CEO Andy Jassy called it necessary. 'With such strong demand for our existing offerings and seminal opportunities like AI, chips, robotics, and low-earth orbit satellites, we expect to invest about $200 billion in capital expenditures across Amazon in 2026,' he said in the news release.

Shares dropped more than 10% in after-hours trading.

Why Your Portfolio Just Took a Hit

Here's the part that stings if you're an investor. Amazon missed earnings-per-share estimates by one cent, posting $1.95 (£1.44) versus the $1.97 (£1.45) Wall Street expected. Revenue beat. AWS beat. Advertising beat. None of it mattered.

First-quarter operating income guidance landed at $16.5 billion (£12.17 billion) to $21.5 billion (£15.9 billion), below the $22.2 billion (£16.4 billion) analysts expected. Short-term profits will take a hit so Amazon can invest in data centers and AI chips.

The company's market cap stood at roughly $2.4 trillion (£1.8 trillion) before the report. A 10% drop wipes out hundreds of billions in value. That loss reaches anyone holding the stock through index funds, pensions, or retirement accounts.

30,000 Jobs Gone Since October

The spending plan didn't arrive in a vacuum. Last week, Amazon confirmed 16,000 corporate layoffs, its biggest round since 2023. Add the 14,000 cuts from October, and about 30,000 positions have been eliminated, roughly 10% of Amazon's 350,000 corporate employees.

Beth Galetti, Amazon's senior vice-president of people experience, said the company was 'reducing layers, increasing ownership, and removing bureaucracy.' US-based staff get 90 days to find internal roles. Those who don't will receive severance.

The contradiction is hard to miss.

Workers are being told their jobs no longer exist while the company pledges $200 billion (£147.5 billion) to build the infrastructure that could replace even more of them.
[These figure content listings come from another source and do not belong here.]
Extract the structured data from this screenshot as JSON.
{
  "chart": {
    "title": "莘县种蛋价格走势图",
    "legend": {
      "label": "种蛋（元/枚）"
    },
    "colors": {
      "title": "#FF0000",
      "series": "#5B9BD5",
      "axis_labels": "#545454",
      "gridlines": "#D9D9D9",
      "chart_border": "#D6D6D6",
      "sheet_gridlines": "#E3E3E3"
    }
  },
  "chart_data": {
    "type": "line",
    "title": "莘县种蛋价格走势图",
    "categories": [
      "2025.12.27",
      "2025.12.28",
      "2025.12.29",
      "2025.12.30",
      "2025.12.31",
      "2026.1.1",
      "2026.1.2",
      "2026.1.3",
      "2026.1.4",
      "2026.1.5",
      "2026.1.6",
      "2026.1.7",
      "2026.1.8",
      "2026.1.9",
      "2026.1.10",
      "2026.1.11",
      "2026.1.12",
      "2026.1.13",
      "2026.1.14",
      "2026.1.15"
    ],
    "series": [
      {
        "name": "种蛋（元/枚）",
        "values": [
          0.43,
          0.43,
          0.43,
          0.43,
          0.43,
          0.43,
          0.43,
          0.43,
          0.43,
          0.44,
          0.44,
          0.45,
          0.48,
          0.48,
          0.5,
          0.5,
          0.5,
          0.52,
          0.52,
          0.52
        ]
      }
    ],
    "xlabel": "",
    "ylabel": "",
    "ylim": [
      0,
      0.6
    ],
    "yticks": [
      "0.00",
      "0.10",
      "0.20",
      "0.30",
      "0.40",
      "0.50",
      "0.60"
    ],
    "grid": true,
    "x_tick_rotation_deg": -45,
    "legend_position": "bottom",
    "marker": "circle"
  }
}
Economic studies cited by the Associated Press have warned that higher-paying roles in engineering and corporate management are among the most exposed to generative AI.
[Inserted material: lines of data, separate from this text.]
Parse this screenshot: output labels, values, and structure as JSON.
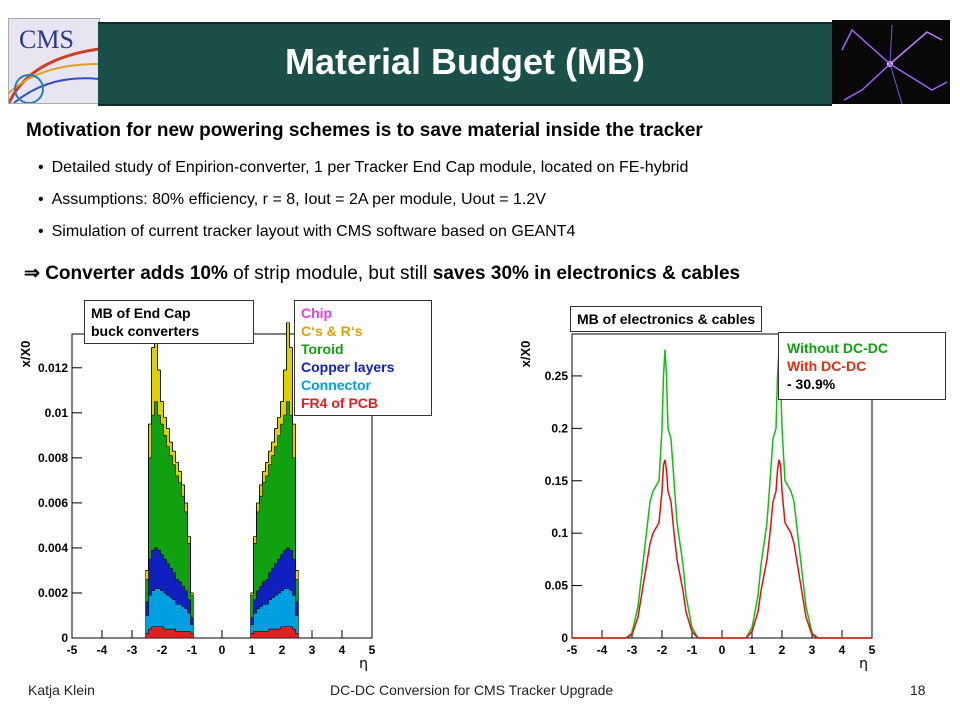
{
  "header": {
    "title": "Material Budget (MB)",
    "logo_text": "CMS"
  },
  "motivation": "Motivation for new powering schemes is to save material inside the tracker",
  "bullets": [
    "Detailed study of Enpirion-converter, 1 per Tracker End Cap module, located on FE-hybrid",
    "Assumptions: 80% efficiency, r = 8, Iout = 2A per module, Uout = 1.2V",
    "Simulation of current tracker layout with CMS software based on GEANT4"
  ],
  "conclusion": {
    "arrow": "⇒",
    "part1": "Converter adds 10%",
    "part2": " of strip module, but still ",
    "part3": "saves 30% in electronics & cables"
  },
  "left_plot": {
    "title_box": [
      "MB of End Cap",
      "buck converters"
    ],
    "legend": [
      {
        "label": "Chip",
        "color": "#e040e0"
      },
      {
        "label": "C‘s & R‘s",
        "color": "#e0a000"
      },
      {
        "label": "Toroid",
        "color": "#10a010"
      },
      {
        "label": "Copper layers",
        "color": "#1020c0"
      },
      {
        "label": "Connector",
        "color": "#00a0e0"
      },
      {
        "label": "FR4 of PCB",
        "color": "#e02020"
      }
    ]
  },
  "right_plot": {
    "title_box": "MB of electronics & cables",
    "legend": [
      {
        "label": "Without DC-DC",
        "color": "#10a010"
      },
      {
        "label": "With DC-DC",
        "color": "#e03010"
      },
      {
        "label": "- 30.9%",
        "color": "#000000"
      }
    ]
  },
  "chart_data": [
    {
      "type": "area",
      "xlabel": "η",
      "ylabel": "x/X0",
      "xlim": [
        -5,
        5
      ],
      "ylim": [
        0,
        0.0135
      ],
      "x_ticks": [
        "-5",
        "-4",
        "-3",
        "-2",
        "-1",
        "0",
        "1",
        "2",
        "3",
        "4",
        "5"
      ],
      "y_ticks": [
        "0",
        "0.002",
        "0.004",
        "0.006",
        "0.008",
        "0.01",
        "0.012"
      ],
      "x": [
        -2.5,
        -2.4,
        -2.3,
        -2.2,
        -2.1,
        -2.0,
        -1.9,
        -1.8,
        -1.7,
        -1.6,
        -1.5,
        -1.4,
        -1.3,
        -1.2,
        -1.1,
        -1.0,
        1.0,
        1.1,
        1.2,
        1.3,
        1.4,
        1.5,
        1.6,
        1.7,
        1.8,
        1.9,
        2.0,
        2.1,
        2.2,
        2.3,
        2.4,
        2.5
      ],
      "series": [
        {
          "name": "FR4 of PCB",
          "color": "#e02020",
          "values": [
            0.0002,
            0.0004,
            0.0005,
            0.0005,
            0.0005,
            0.0005,
            0.0004,
            0.0004,
            0.0004,
            0.0004,
            0.0003,
            0.0003,
            0.0003,
            0.0003,
            0.0003,
            0.0002,
            0.0002,
            0.0003,
            0.0003,
            0.0003,
            0.0003,
            0.0003,
            0.0004,
            0.0004,
            0.0004,
            0.0004,
            0.0005,
            0.0005,
            0.0005,
            0.0005,
            0.0004,
            0.0002
          ]
        },
        {
          "name": "Connector",
          "color": "#00a0e0",
          "values": [
            0.0008,
            0.0015,
            0.0016,
            0.0017,
            0.0017,
            0.0016,
            0.0016,
            0.0015,
            0.0014,
            0.0013,
            0.0012,
            0.0012,
            0.0011,
            0.001,
            0.0008,
            0.0004,
            0.0004,
            0.0008,
            0.001,
            0.0011,
            0.0012,
            0.0012,
            0.0013,
            0.0014,
            0.0015,
            0.0016,
            0.0016,
            0.0017,
            0.0017,
            0.0016,
            0.0015,
            0.0008
          ]
        },
        {
          "name": "Copper layers",
          "color": "#1020c0",
          "values": [
            0.0006,
            0.0016,
            0.0018,
            0.0018,
            0.0017,
            0.0016,
            0.0015,
            0.0014,
            0.0013,
            0.0012,
            0.0011,
            0.001,
            0.0009,
            0.0008,
            0.0006,
            0.0003,
            0.0003,
            0.0006,
            0.0008,
            0.0009,
            0.001,
            0.0011,
            0.0012,
            0.0013,
            0.0014,
            0.0015,
            0.0016,
            0.0017,
            0.0018,
            0.0018,
            0.0016,
            0.0006
          ]
        },
        {
          "name": "Toroid",
          "color": "#10a010",
          "values": [
            0.001,
            0.0045,
            0.006,
            0.0065,
            0.006,
            0.0058,
            0.0055,
            0.0052,
            0.005,
            0.0048,
            0.0046,
            0.0044,
            0.004,
            0.0035,
            0.0025,
            0.001,
            0.001,
            0.0025,
            0.0035,
            0.004,
            0.0044,
            0.0046,
            0.0048,
            0.005,
            0.0052,
            0.0055,
            0.0058,
            0.006,
            0.0065,
            0.006,
            0.0045,
            0.001
          ]
        },
        {
          "name": "C‘s & R‘s",
          "color": "#e0d000",
          "values": [
            0.0004,
            0.0015,
            0.003,
            0.0035,
            0.002,
            0.001,
            0.0008,
            0.0008,
            0.0006,
            0.0006,
            0.0006,
            0.0005,
            0.0005,
            0.0004,
            0.0003,
            0.0001,
            0.0001,
            0.0003,
            0.0004,
            0.0005,
            0.0005,
            0.0006,
            0.0006,
            0.0006,
            0.0008,
            0.0008,
            0.001,
            0.002,
            0.0035,
            0.003,
            0.0015,
            0.0004
          ]
        },
        {
          "name": "Chip",
          "color": "#e040e0",
          "values": [
            0,
            0,
            0,
            0,
            0,
            0,
            0,
            0,
            0,
            0,
            0,
            0,
            0,
            0,
            0,
            0,
            0,
            0,
            0,
            0,
            0,
            0,
            0,
            0,
            0,
            0,
            0,
            0,
            0,
            0,
            0,
            0
          ]
        }
      ]
    },
    {
      "type": "line",
      "xlabel": "η",
      "ylabel": "x/X0",
      "xlim": [
        -5,
        5
      ],
      "ylim": [
        0,
        0.29
      ],
      "x_ticks": [
        "-5",
        "-4",
        "-3",
        "-2",
        "-1",
        "0",
        "1",
        "2",
        "3",
        "4",
        "5"
      ],
      "y_ticks": [
        "0",
        "0.05",
        "0.1",
        "0.15",
        "0.2",
        "0.25"
      ],
      "x": [
        -3.2,
        -3.0,
        -2.8,
        -2.6,
        -2.4,
        -2.3,
        -2.2,
        -2.1,
        -2.0,
        -1.95,
        -1.9,
        -1.85,
        -1.8,
        -1.7,
        -1.6,
        -1.5,
        -1.4,
        -1.3,
        -1.2,
        -1.0,
        -0.8,
        0.8,
        1.0,
        1.2,
        1.3,
        1.4,
        1.5,
        1.6,
        1.7,
        1.8,
        1.85,
        1.9,
        1.95,
        2.0,
        2.1,
        2.2,
        2.3,
        2.4,
        2.6,
        2.8,
        3.0,
        3.2
      ],
      "series": [
        {
          "name": "Without DC-DC",
          "color": "#10c010",
          "values": [
            0.0,
            0.005,
            0.03,
            0.08,
            0.13,
            0.14,
            0.145,
            0.15,
            0.2,
            0.25,
            0.275,
            0.25,
            0.2,
            0.19,
            0.15,
            0.11,
            0.09,
            0.07,
            0.04,
            0.01,
            0.0,
            0.0,
            0.01,
            0.04,
            0.07,
            0.09,
            0.11,
            0.15,
            0.19,
            0.2,
            0.25,
            0.275,
            0.25,
            0.2,
            0.15,
            0.145,
            0.14,
            0.13,
            0.08,
            0.03,
            0.005,
            0.0
          ]
        },
        {
          "name": "With DC-DC",
          "color": "#e01010",
          "values": [
            0.0,
            0.003,
            0.02,
            0.055,
            0.09,
            0.1,
            0.105,
            0.11,
            0.14,
            0.165,
            0.17,
            0.16,
            0.14,
            0.13,
            0.1,
            0.075,
            0.06,
            0.045,
            0.025,
            0.006,
            0.0,
            0.0,
            0.006,
            0.025,
            0.045,
            0.06,
            0.075,
            0.1,
            0.13,
            0.14,
            0.16,
            0.17,
            0.165,
            0.14,
            0.11,
            0.105,
            0.1,
            0.09,
            0.055,
            0.02,
            0.003,
            0.0
          ]
        }
      ]
    }
  ],
  "footer": {
    "author": "Katja Klein",
    "talk_title": "DC-DC Conversion for CMS Tracker Upgrade",
    "page_number": "18"
  }
}
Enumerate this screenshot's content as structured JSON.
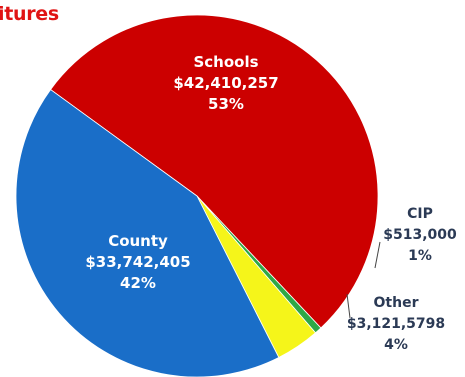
{
  "chart_data": {
    "type": "pie",
    "title": "itures",
    "slices": [
      {
        "name": "Schools",
        "amount": "$42,410,257",
        "percent_label": "53%",
        "value": 53,
        "color": "#cc0000",
        "label_position": "inside"
      },
      {
        "name": "CIP",
        "amount": "$513,000",
        "percent_label": "1%",
        "value": 0.64,
        "color": "#2ea846",
        "label_position": "outside"
      },
      {
        "name": "Other",
        "amount": "$3,121,5798",
        "percent_label": "4%",
        "value": 3.9,
        "color": "#f5f51a",
        "label_position": "outside"
      },
      {
        "name": "County",
        "amount": "$33,742,405",
        "percent_label": "42%",
        "value": 42.46,
        "color": "#1a6ec8",
        "label_position": "inside"
      }
    ]
  }
}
Big Tech's Billion-Dollar Bet

Amazon isn't the only one writing massive cheques. Alphabet said it expects to spend up to $185 billion (£136.4 billion) on capex this year. Meta's spending could nearly double to as much as $135 billion (£99.5 billion). Microsoft's quarterly capital outlay jumped 66% year-on-year, according to GeekWire. Combined, these companies are on track to pour more than $500 billion (£368.6 billion) into AI infrastructure in 2026 alone.
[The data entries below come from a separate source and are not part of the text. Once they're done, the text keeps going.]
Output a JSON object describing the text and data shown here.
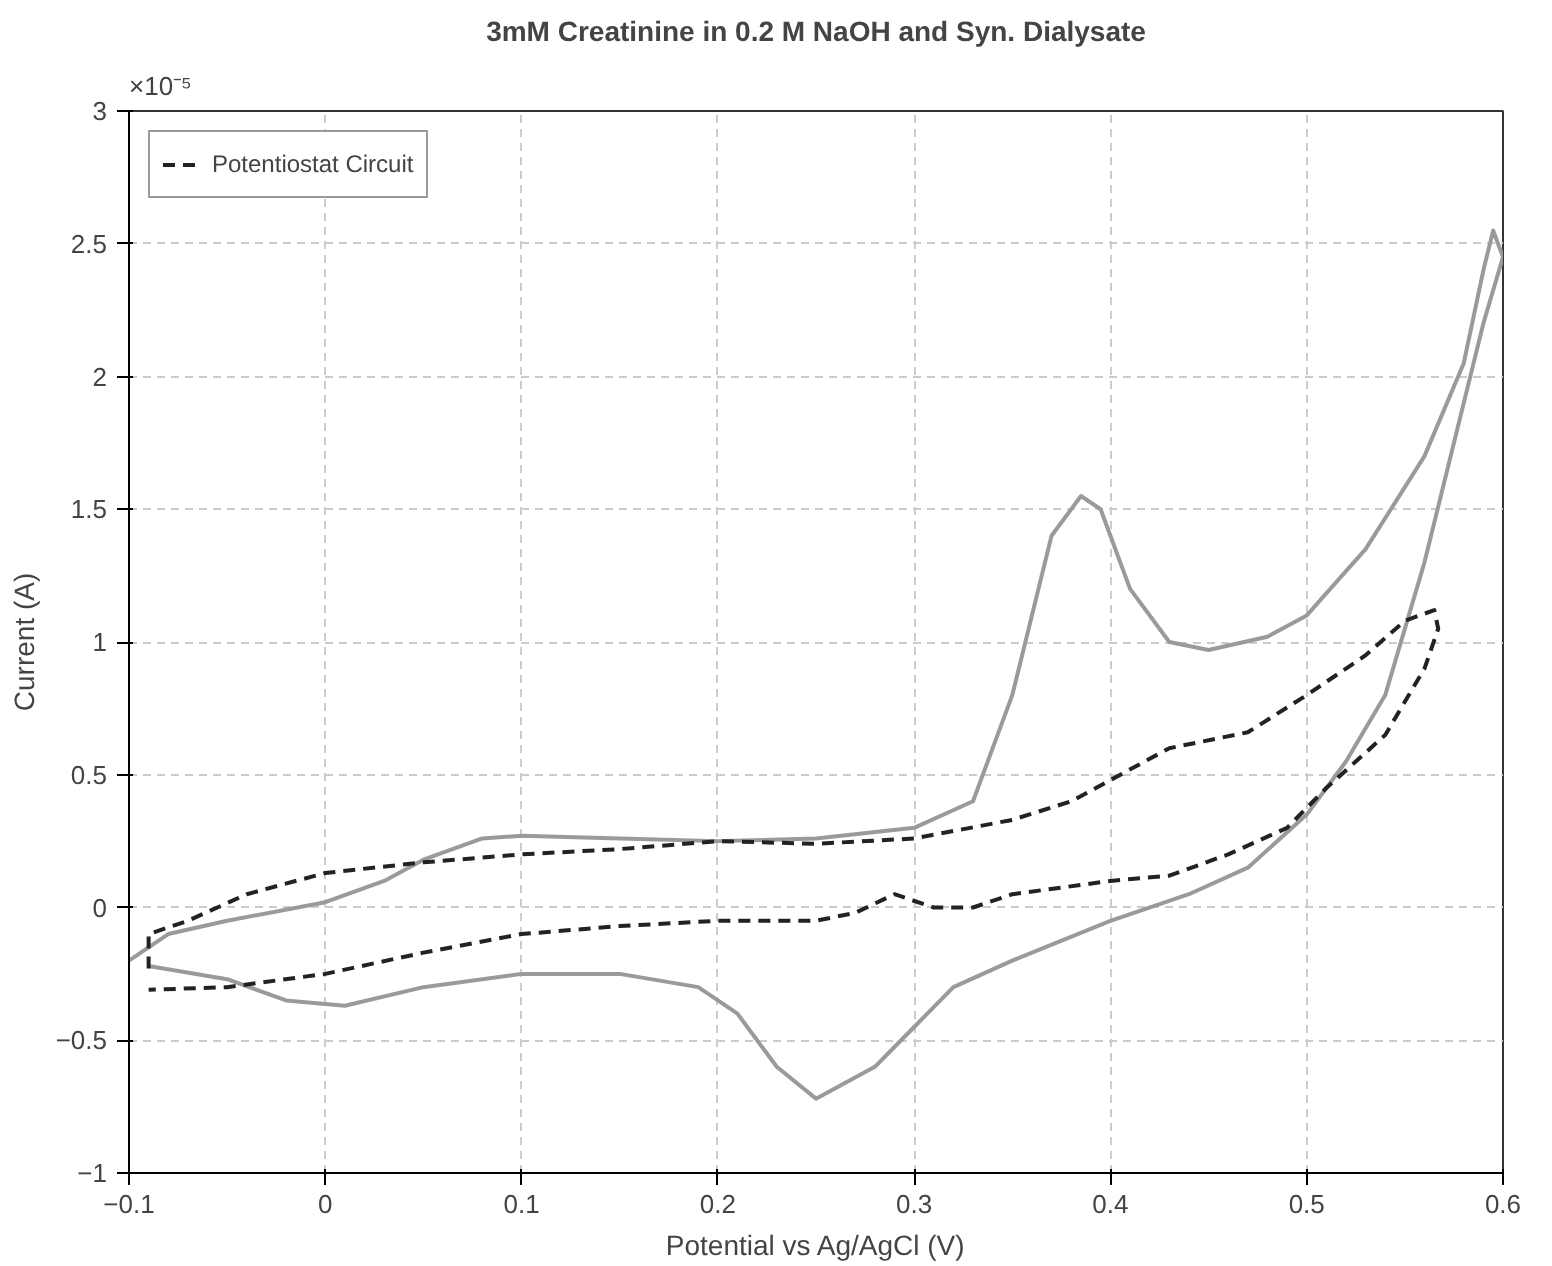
{
  "chart_data": {
    "type": "line",
    "title": "3mM Creatinine in 0.2 M NaOH and Syn. Dialysate",
    "xlabel": "Potential vs Ag/AgCl (V)",
    "ylabel": "Current (A)",
    "annotations": [
      "×10⁻⁵"
    ],
    "xlim": [
      -0.1,
      0.6
    ],
    "xticks": [
      -0.1,
      0,
      0.1,
      0.2,
      0.3,
      0.4,
      0.5,
      0.6
    ],
    "ylim": [
      -1,
      3
    ],
    "yticks": [
      -1,
      -0.5,
      0,
      0.5,
      1,
      1.5,
      2,
      2.5,
      3
    ],
    "grid": true,
    "legend": "top left",
    "series": [
      {
        "color": "#9a9a9a",
        "line_style": "solid",
        "x": [
          -0.1,
          -0.08,
          -0.05,
          0,
          0.03,
          0.05,
          0.08,
          0.1,
          0.15,
          0.2,
          0.25,
          0.3,
          0.33,
          0.35,
          0.36,
          0.37,
          0.385,
          0.395,
          0.41,
          0.43,
          0.45,
          0.48,
          0.5,
          0.53,
          0.56,
          0.58,
          0.59,
          0.595,
          0.6,
          0.59,
          0.58,
          0.56,
          0.54,
          0.52,
          0.5,
          0.47,
          0.44,
          0.4,
          0.35,
          0.32,
          0.3,
          0.28,
          0.25,
          0.23,
          0.21,
          0.19,
          0.15,
          0.1,
          0.05,
          0.01,
          -0.02,
          -0.05,
          -0.09
        ],
        "values": [
          -0.2,
          -0.1,
          -0.05,
          0.02,
          0.1,
          0.18,
          0.26,
          0.27,
          0.26,
          0.25,
          0.26,
          0.3,
          0.4,
          0.8,
          1.1,
          1.4,
          1.55,
          1.5,
          1.2,
          1.0,
          0.97,
          1.02,
          1.1,
          1.35,
          1.7,
          2.05,
          2.4,
          2.55,
          2.45,
          2.2,
          1.9,
          1.3,
          0.8,
          0.55,
          0.35,
          0.15,
          0.05,
          -0.05,
          -0.2,
          -0.3,
          -0.45,
          -0.6,
          -0.72,
          -0.6,
          -0.4,
          -0.3,
          -0.25,
          -0.25,
          -0.3,
          -0.37,
          -0.35,
          -0.27,
          -0.22
        ]
      },
      {
        "name": "Potentiostat Circuit",
        "color": "#222222",
        "line_style": "dashed",
        "x": [
          -0.09,
          -0.09,
          -0.07,
          -0.04,
          0,
          0.05,
          0.1,
          0.15,
          0.2,
          0.25,
          0.3,
          0.35,
          0.38,
          0.4,
          0.43,
          0.47,
          0.5,
          0.53,
          0.55,
          0.565,
          0.567,
          0.56,
          0.54,
          0.51,
          0.49,
          0.46,
          0.43,
          0.4,
          0.35,
          0.33,
          0.31,
          0.29,
          0.27,
          0.25,
          0.2,
          0.15,
          0.1,
          0.05,
          0,
          -0.05,
          -0.09
        ],
        "values": [
          -0.23,
          -0.1,
          -0.05,
          0.05,
          0.13,
          0.17,
          0.2,
          0.22,
          0.25,
          0.24,
          0.26,
          0.33,
          0.4,
          0.48,
          0.6,
          0.66,
          0.8,
          0.95,
          1.08,
          1.12,
          1.05,
          0.9,
          0.65,
          0.45,
          0.3,
          0.2,
          0.12,
          0.1,
          0.05,
          0.0,
          0.0,
          0.05,
          -0.02,
          -0.05,
          -0.05,
          -0.07,
          -0.1,
          -0.17,
          -0.25,
          -0.3,
          -0.31
        ]
      }
    ]
  }
}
Investors are now sorting Big Tech into two groups: companies pairing spending with clean earnings growth and companies whose profit picture gets muddier with every billion committed. Amazon, with soft guidance and a capex number that blew past every estimate, landed squarely in the second group.

Jassy argued that demand is real. He pointed to non-AI workloads on AWS 'growing at a faster rate than we anticipated' and noted that custom Trainium and Graviton chips now bring in more than $10 billion (£7.4 billion) a year. But the market wants proof, not projections.

Amazon cut 16,000 workers and pledged $200 billion £147.5 billion) for AI. Investors lost 10% in a single evening. The question nobody can answer yet: who ends up being right?